Fusion of viral and host membranes is a key step during infection by membrane-enclosed viruses. The fusion pore plays a critical role, and must dilate to release the viral genome. Previous studies of fusion mediated by influenza A hemagglutinin (HA) revealed ∼2-5 nm pores that flickered before dilating to >10 nm. The mechanisms are unknown.Here we studied HA-mediated fusion pore dynamics using a novel single-pore assay, combined with computational simulations accessing extraordinarily long ms-s timescales. We measured pores between HA-expressing fibroblasts and bilayer nanodiscs. From pore currents we infer pore size with millisecond time resolution. Unlike previous in vitro studies, use of nanodiscs limited the membrane contact areas and maximum pore sizes, better mimicking the initial phases of virus-endosome fusion. With wild type (WT) HA, fusion pores flickered about a mean pore size ∼1 nm. By contrast, fusion pores formed by GPI-anchored HA nucleated at half the WT rate and were significantly larger.We developed radically coarse-grained, explicit lipid molecular dynamics simulations of the fusion pore reconstituted with post-fusion, trans HA hairpins. With WT HA, fusion pores were small, similar to experiment. Over time hairpins gradually converted from trans to cis, but contrary to a common view, cis hairpins accumulated on the “viral” membrane, not the pore waist, due to the low mobility HA transmembrane domains.

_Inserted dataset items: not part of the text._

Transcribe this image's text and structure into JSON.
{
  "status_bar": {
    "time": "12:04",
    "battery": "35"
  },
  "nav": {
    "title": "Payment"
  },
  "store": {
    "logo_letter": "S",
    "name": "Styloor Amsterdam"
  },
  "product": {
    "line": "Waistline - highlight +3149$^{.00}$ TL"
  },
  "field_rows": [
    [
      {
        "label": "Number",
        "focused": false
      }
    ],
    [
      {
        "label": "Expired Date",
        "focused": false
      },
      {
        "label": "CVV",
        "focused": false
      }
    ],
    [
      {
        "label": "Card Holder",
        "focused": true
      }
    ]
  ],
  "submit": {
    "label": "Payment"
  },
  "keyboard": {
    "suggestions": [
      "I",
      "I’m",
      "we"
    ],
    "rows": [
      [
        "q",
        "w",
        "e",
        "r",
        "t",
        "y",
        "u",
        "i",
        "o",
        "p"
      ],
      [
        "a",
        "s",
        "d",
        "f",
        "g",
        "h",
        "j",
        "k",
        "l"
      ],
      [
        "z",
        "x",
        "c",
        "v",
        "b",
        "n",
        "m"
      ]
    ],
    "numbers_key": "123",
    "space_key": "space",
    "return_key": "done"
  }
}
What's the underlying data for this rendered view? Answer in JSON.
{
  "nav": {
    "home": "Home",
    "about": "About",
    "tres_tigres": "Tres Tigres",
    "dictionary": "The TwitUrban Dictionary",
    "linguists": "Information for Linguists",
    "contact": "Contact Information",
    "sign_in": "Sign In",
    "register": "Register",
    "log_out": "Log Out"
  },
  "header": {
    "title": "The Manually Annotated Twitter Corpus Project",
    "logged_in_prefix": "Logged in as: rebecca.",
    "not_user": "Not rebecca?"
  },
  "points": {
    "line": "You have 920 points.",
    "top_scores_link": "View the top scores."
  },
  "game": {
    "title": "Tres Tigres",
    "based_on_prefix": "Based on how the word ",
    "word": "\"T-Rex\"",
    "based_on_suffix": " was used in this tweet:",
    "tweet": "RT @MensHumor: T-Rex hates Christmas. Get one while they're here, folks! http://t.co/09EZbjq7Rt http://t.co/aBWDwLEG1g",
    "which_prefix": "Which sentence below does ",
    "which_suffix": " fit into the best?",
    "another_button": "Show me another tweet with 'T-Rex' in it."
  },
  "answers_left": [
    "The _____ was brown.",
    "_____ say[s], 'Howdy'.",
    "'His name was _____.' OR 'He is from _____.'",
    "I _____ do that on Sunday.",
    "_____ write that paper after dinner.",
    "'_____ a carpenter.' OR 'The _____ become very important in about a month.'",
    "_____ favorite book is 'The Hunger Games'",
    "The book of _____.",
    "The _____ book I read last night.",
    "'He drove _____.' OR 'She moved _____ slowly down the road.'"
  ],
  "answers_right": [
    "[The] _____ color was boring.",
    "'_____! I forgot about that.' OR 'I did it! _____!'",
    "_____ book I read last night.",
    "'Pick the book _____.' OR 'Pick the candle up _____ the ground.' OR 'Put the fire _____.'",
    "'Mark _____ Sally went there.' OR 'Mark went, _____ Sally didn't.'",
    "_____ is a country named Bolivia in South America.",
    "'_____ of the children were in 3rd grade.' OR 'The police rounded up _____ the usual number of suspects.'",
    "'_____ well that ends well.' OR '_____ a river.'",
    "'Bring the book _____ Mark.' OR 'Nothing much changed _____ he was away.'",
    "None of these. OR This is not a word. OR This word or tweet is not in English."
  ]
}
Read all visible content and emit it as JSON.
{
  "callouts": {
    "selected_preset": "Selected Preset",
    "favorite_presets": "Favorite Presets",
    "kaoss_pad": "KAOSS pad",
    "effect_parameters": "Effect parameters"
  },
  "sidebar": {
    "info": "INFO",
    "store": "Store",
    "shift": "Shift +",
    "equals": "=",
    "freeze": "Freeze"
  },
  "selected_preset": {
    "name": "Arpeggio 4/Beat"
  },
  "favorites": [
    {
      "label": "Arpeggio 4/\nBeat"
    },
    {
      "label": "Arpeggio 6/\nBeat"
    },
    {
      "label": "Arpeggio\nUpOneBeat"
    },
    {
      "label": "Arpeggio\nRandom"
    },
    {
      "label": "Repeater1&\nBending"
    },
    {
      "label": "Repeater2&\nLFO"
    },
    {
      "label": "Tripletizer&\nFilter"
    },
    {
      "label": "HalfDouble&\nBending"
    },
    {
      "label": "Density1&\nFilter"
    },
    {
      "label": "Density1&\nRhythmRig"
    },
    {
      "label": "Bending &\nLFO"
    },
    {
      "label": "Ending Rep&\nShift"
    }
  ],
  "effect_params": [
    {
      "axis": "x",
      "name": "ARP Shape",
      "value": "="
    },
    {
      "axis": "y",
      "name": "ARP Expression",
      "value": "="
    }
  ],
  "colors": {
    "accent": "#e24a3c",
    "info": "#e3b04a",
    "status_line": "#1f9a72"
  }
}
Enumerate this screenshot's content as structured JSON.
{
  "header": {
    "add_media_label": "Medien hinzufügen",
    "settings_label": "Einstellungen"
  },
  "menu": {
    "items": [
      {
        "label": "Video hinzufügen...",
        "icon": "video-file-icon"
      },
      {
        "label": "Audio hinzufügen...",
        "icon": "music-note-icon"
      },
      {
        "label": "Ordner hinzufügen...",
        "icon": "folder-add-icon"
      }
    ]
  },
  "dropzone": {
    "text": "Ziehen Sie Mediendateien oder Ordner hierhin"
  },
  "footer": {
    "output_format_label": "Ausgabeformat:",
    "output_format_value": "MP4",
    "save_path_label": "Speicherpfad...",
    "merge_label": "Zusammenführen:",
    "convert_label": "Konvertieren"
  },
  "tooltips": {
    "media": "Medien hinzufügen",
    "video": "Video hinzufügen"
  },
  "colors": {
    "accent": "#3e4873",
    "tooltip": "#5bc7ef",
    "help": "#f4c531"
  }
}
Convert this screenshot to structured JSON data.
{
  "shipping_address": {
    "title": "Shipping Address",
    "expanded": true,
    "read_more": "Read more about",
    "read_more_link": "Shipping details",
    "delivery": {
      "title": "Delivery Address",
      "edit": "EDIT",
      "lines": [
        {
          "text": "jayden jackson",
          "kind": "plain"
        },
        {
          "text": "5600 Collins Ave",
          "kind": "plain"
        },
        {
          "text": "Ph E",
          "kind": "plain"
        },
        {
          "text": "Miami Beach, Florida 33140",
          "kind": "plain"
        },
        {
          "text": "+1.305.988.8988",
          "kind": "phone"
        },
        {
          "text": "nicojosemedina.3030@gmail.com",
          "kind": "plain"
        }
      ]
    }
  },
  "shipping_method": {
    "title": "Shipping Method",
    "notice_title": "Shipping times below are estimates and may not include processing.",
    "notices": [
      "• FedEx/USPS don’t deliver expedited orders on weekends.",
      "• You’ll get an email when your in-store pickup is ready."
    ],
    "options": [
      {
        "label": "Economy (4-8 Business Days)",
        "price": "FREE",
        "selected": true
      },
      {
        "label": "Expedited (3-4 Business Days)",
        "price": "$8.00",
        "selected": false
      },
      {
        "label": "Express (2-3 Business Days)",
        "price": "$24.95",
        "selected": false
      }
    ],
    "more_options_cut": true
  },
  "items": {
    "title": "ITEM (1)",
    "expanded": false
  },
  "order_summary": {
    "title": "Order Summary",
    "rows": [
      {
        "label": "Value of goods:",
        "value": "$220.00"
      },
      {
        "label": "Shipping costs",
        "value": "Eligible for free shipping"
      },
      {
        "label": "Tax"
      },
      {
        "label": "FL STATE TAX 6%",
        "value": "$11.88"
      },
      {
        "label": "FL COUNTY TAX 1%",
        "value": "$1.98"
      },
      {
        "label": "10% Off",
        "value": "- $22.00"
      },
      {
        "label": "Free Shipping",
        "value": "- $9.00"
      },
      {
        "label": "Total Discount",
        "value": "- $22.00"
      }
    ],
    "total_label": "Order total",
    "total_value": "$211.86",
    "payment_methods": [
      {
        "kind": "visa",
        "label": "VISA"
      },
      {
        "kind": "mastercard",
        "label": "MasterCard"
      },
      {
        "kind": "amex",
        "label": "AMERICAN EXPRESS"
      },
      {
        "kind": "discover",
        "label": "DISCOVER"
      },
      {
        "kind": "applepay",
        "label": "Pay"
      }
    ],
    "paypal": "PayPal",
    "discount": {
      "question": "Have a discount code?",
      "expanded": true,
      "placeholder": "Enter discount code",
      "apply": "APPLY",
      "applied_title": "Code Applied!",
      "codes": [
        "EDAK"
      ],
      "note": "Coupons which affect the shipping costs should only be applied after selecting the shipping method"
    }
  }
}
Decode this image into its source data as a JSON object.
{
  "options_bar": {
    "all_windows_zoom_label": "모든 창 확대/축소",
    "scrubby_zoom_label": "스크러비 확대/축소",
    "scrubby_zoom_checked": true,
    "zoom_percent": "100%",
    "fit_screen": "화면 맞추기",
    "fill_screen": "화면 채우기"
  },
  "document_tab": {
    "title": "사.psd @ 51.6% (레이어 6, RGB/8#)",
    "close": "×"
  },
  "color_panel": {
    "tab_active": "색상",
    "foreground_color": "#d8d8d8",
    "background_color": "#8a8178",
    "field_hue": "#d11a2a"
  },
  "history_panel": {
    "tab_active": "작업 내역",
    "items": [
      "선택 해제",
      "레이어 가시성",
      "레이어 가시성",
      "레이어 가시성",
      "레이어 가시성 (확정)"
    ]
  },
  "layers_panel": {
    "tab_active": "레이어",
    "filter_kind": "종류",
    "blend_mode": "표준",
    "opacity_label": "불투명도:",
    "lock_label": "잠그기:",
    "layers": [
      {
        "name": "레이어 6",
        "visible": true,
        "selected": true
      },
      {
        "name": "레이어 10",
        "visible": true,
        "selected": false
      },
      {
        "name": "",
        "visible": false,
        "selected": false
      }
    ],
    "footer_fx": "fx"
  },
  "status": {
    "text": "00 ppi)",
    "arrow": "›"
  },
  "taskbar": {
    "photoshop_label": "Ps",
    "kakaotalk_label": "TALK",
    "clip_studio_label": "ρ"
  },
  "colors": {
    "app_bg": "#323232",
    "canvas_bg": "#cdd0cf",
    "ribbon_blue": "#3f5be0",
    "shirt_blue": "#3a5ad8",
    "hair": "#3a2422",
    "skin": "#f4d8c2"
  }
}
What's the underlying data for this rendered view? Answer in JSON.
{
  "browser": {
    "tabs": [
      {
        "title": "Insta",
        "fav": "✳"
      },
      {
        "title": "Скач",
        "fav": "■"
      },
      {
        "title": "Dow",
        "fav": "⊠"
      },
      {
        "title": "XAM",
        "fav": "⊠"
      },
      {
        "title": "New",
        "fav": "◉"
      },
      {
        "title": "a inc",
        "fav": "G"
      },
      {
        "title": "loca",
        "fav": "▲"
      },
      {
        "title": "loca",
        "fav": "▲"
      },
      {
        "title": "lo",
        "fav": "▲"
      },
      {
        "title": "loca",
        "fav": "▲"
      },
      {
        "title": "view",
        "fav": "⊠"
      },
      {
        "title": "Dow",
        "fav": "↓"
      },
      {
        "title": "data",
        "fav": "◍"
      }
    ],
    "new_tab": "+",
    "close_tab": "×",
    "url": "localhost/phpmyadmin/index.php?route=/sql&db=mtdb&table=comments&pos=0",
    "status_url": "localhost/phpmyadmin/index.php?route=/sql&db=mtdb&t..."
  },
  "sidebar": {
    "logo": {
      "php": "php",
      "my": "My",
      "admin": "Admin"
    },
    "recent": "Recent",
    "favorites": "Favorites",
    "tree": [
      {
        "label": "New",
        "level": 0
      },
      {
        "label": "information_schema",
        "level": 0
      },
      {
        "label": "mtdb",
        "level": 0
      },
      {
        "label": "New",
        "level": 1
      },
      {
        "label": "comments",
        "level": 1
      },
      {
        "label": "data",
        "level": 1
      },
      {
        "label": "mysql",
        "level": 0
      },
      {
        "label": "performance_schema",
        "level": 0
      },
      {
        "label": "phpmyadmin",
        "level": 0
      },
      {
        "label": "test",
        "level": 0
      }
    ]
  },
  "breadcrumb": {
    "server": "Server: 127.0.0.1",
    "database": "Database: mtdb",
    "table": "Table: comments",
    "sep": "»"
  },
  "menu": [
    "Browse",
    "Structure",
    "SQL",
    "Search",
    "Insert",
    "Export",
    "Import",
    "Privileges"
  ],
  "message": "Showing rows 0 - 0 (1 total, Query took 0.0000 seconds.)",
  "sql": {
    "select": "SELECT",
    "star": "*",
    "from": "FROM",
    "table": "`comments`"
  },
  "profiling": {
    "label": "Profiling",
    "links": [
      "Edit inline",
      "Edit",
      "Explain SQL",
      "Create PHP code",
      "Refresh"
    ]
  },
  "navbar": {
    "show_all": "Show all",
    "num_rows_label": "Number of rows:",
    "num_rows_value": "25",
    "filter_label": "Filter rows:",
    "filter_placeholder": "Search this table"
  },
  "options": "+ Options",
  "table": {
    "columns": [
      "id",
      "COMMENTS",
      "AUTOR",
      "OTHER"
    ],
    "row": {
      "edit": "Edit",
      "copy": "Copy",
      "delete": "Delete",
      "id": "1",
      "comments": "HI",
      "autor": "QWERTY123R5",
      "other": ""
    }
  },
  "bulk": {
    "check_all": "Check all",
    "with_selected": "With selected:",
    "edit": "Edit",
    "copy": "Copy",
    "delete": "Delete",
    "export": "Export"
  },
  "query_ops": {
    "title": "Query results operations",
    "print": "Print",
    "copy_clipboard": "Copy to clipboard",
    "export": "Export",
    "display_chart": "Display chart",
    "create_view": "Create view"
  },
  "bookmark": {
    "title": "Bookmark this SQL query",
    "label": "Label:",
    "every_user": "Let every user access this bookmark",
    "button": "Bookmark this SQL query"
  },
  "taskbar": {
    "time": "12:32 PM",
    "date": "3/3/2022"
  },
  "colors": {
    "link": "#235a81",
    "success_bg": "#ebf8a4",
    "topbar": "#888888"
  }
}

With GPI-HA the anchoring lipids were far more mobile and the trans-cis transition much accelerated. Once most hairpins had converted to cis, because apposing membranes were released the fusion pore dilated significantly.Our results suggest pore dilation requires the trans-cis transition. We hypothesize that this transition is accelerated in GPI-HA by the more mobile lipid anchor, explaining the larger observed pores.